Lettre ouverte à Monsieur Luc Vigneron Imprimer
Par CFDT, CFTC, CGT, FO   
Lundi, 12 Avril 2010

Monsieur le Président,

Les 18 février, 11 mars, 18 mars et 1er avril sont les dates des journées nationales d'actions, de mobilisation des salarié(e)s de Thales d'ampleur encore jamais atteinte. Des milliers de salarié(e)s se sont rassemblés dans les divers sites de Thales, certains ont été bloqués. 13000 signatures de protestation ont appuyé les mouvements dès le 11 février. Ces temps forts auront marqué profondément le quotidien de notre Groupe.

Face à une Direction qui, si elle les entend, ne les écoute pas, lors de ces quatre journées, mais également à travers les nombreux débrayages, rassemblements et occupations dans les établissements et sociétés du Groupe, les salarié(e)s de Thales vous ont exprimé leur désarroi, leur désapprobation et leur mécontentement concernant la politique salariale menée pour l'année 2010.

La Direction des Ressources Humaines de Thales, mandatée par vos soins, est revenue à la table des négociations avec quelques « mesurettes » et signalant par la-même aux organisations syndicales qu'à ses yeux le temps des NAO était définitivement clos.

Monsieur le Président, pensez-vous réellement que ces mesures, perçues par les salarié(e)s comme à la limite du tolérable et du respect, d'autant que leur étalement sur six semaines aura encore exaspéré leur mécontentement, suffiront à apaiser le climat social de Thales?

Cet élan national des salarié(e)s du Groupe Thales vous montre et démontre à leur Directions respectives le « ras le bol » de salarié(e)s qui sont déboussolés, malmenés, qui souffrent de la non reconnaissance du travail fourni.

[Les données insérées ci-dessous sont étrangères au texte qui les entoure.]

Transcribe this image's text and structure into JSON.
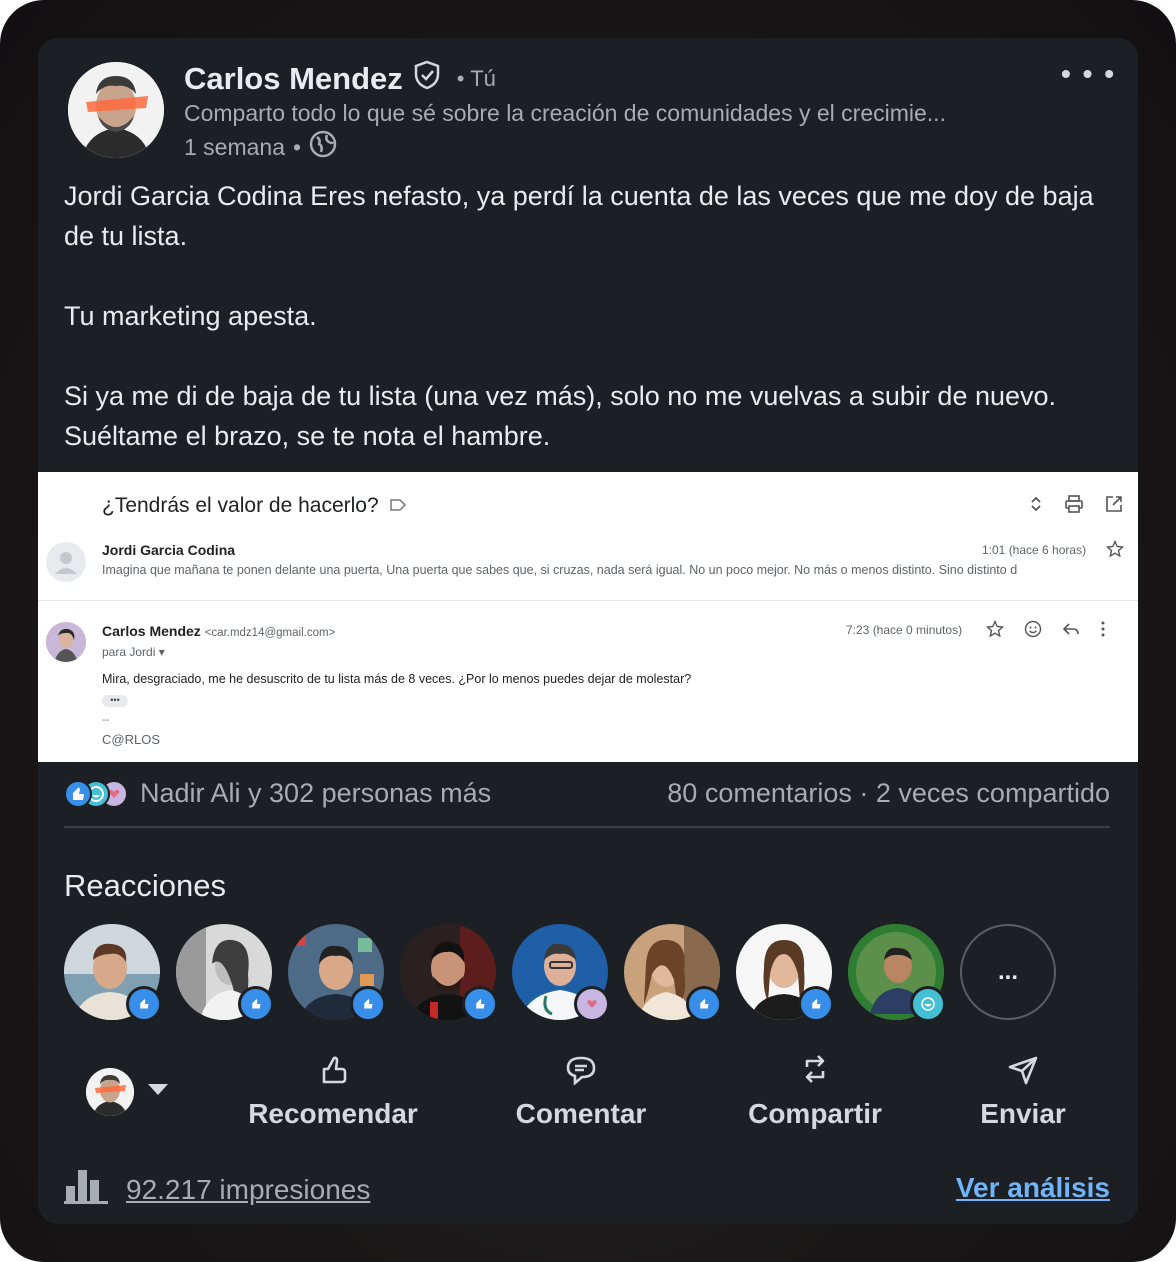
{
  "author": {
    "name": "Carlos Mendez",
    "you_label": "• Tú",
    "headline": "Comparto todo lo que sé sobre la creación de comunidades y el crecimie...",
    "time": "1 semana",
    "time_sep": "•"
  },
  "post": {
    "paragraphs": [
      "Jordi Garcia Codina Eres nefasto, ya perdí la cuenta de las veces que me doy de baja de tu lista.",
      "Tu marketing apesta.",
      "Si ya me di de baja de tu lista (una vez más), solo no me vuelvas a subir de nuevo. Suéltame el brazo, se te nota el hambre."
    ]
  },
  "email": {
    "subject": "¿Tendrás el valor de hacerlo?",
    "first": {
      "sender": "Jordi Garcia Codina",
      "time": "1:01 (hace 6 horas)",
      "snippet": "Imagina que mañana te ponen delante una puerta, Una puerta que sabes que, si cruzas, nada será igual. No un poco mejor. No más o menos distinto. Sino distinto d"
    },
    "reply": {
      "sender": "Carlos Mendez",
      "address": "<car.mdz14@gmail.com>",
      "to": "para Jordi",
      "time": "7:23 (hace 0 minutos)",
      "body": "Mira, desgraciado, me he desuscrito de tu lista más de 8 veces. ¿Por lo menos puedes dejar de molestar?",
      "dots": "•••",
      "dash": "--",
      "signature": "C@RLOS"
    }
  },
  "stats": {
    "reactions_text": "Nadir Ali y 302 personas más",
    "comments_shares": "80 comentarios · 2 veces compartido"
  },
  "reactions_section": {
    "title": "Reacciones",
    "more": "...",
    "reactors": [
      {
        "reaction": "like"
      },
      {
        "reaction": "like"
      },
      {
        "reaction": "like"
      },
      {
        "reaction": "like"
      },
      {
        "reaction": "love"
      },
      {
        "reaction": "like"
      },
      {
        "reaction": "like"
      },
      {
        "reaction": "funny"
      }
    ]
  },
  "actions": {
    "recommend": "Recomendar",
    "comment": "Comentar",
    "share": "Compartir",
    "send": "Enviar"
  },
  "footer": {
    "impressions": "92.217 impresiones",
    "analytics": "Ver análisis"
  },
  "colors": {
    "card_bg": "#1c1f24",
    "text_primary": "#e9ebee",
    "text_secondary": "#a7acb3",
    "link": "#70b5f9",
    "like_blue": "#378fe9"
  }
}
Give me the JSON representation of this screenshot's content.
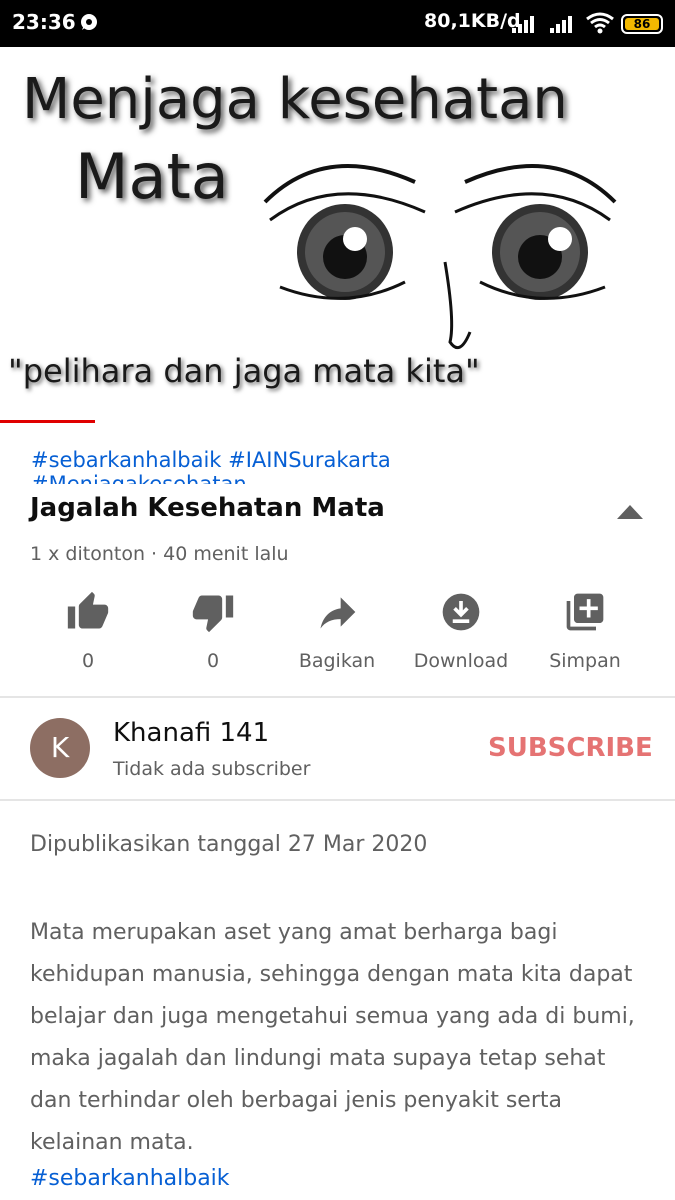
{
  "status_bar": {
    "time": "23:36",
    "speed": "80,1KB/d",
    "battery": "86",
    "icons": [
      "chat-notification-icon",
      "signal-icon",
      "signal-icon",
      "wifi-icon",
      "battery-icon"
    ]
  },
  "thumbnail": {
    "title_line1": "Menjaga kesehatan",
    "title_line2": "Mata",
    "quote": "\"pelihara dan jaga mata kita\""
  },
  "player": {
    "progress": 0.14,
    "progress_color": "#e00000"
  },
  "hashtags": {
    "line1": "#sebarkanhalbaik #IAINSurakarta",
    "line2": "#Menjagakesehatan"
  },
  "video": {
    "title": "Jagalah Kesehatan Mata",
    "meta": "1 x ditonton · 40 menit lalu"
  },
  "actions": {
    "like_count": "0",
    "dislike_count": "0",
    "share_label": "Bagikan",
    "download_label": "Download",
    "save_label": "Simpan"
  },
  "channel": {
    "avatar_letter": "K",
    "avatar_color": "#8d6e63",
    "name": "Khanafi 141",
    "subscribers": "Tidak ada subscriber",
    "subscribe_label": "SUBSCRIBE",
    "subscribe_color": "#e57373"
  },
  "description": {
    "published": "Dipublikasikan tanggal 27 Mar 2020",
    "body": "Mata merupakan aset yang amat berharga bagi kehidupan manusia, sehingga dengan mata kita dapat belajar dan juga mengetahui semua yang ada di bumi, maka jagalah dan lindungi mata supaya tetap sehat dan terhindar oleh berbagai jenis penyakit serta kelainan mata.",
    "hashtag": "#sebarkanhalbaik"
  },
  "colors": {
    "link": "#065fd4",
    "secondary_text": "#606060"
  }
}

Alors quelle confiance peuvent-ils accorder à une Direction pour qui, à leurs yeux, le facteur humain est le cadet de ses soucis?

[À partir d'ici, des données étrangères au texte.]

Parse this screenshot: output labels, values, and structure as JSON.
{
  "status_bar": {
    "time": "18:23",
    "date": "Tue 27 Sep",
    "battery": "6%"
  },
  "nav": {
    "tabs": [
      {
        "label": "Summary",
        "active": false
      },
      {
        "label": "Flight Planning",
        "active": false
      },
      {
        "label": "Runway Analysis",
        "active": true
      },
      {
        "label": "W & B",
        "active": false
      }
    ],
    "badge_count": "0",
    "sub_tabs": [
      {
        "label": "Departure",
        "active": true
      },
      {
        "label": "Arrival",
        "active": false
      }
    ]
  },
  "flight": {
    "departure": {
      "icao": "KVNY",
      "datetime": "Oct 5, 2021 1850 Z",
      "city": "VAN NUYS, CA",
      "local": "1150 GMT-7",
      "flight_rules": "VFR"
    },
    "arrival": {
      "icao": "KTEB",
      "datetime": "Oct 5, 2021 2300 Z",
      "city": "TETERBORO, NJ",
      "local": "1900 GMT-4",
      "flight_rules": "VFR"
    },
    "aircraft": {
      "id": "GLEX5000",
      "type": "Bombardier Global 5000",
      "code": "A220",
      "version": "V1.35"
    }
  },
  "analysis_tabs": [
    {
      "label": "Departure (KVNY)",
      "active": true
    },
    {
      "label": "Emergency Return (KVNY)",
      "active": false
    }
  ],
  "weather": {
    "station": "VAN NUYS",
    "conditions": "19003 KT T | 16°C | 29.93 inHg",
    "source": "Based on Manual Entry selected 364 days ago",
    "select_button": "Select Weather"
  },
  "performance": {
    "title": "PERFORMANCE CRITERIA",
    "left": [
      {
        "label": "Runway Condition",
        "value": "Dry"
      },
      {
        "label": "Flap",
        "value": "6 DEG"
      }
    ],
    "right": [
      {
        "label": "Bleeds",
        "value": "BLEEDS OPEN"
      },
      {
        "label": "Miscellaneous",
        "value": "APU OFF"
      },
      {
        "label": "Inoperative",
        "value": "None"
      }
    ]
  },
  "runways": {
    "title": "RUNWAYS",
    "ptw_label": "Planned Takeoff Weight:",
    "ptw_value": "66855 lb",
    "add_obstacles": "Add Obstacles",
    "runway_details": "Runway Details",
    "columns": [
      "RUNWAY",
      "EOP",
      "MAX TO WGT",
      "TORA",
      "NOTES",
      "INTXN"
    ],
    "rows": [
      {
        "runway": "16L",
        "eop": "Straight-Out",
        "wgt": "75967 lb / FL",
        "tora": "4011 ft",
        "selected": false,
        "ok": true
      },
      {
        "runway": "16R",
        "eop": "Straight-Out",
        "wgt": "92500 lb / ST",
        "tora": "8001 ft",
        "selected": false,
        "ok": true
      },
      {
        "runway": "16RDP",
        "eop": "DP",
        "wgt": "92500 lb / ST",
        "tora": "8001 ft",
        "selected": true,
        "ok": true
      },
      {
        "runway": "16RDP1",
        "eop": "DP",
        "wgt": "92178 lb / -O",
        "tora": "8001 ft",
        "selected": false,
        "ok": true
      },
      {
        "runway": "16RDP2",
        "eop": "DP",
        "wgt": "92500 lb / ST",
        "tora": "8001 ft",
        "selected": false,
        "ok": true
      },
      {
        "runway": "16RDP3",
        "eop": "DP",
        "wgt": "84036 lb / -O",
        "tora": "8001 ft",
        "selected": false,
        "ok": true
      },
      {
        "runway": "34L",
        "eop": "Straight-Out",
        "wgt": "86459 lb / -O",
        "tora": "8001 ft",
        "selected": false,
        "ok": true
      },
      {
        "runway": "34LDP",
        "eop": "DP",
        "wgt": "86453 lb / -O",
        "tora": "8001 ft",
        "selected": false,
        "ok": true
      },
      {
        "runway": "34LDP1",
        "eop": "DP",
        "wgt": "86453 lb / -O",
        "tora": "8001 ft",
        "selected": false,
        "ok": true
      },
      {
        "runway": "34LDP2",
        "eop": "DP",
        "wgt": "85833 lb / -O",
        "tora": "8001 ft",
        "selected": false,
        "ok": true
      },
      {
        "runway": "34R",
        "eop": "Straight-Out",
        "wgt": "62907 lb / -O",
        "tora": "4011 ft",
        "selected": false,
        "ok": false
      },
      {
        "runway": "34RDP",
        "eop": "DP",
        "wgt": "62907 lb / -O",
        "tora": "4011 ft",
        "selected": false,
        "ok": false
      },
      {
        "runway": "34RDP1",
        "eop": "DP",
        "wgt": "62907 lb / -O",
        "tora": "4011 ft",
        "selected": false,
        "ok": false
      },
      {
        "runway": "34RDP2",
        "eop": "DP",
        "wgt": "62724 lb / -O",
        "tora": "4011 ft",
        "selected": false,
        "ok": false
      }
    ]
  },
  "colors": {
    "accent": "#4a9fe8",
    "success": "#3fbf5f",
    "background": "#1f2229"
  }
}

Sans réduire l'importance des causes premières de ce mouvement, le mal est bien plus profond car, au delà des salaires, c'est bien la gouvernance qui est mise en cause. Les salarié(e)s, qui malgré vent et tempête conservent leur conscience professionnelle, sont ballottés, malmenés, perdent leurs repères, ne se reconnaissent plus dans leur Entreprise, et ceci quel que soit leur niveau dans l'échelle hiérarchique:


  • ce sont les entretiens d'évaluation de fin d'année qui se passent mal, amplifiés par la sélectivité, nombre de salarié(e)s se trouvant brutalement positionnés, malgré leur expertise et leurs compétences, en « consolidation » voire en « construction »!!!!!
  • c'est l'ambiance délétère qui règne du fait d'une organisation qui tarde trop à se mettre en place, et fait l'impasse sur une concertation nécessaire si l'on veut qu'elle ait une chance d'être partagée,
  • c'est une perspective stratégique peu lisible,
  • c'est le climat de défiance largement perceptible par chacun,
  • ce sont les nouvelles exigences de rentabilité, mal comprises, mal expliquées, aux finalités illisibles sinon perçues comme des menaces sur l'emploi.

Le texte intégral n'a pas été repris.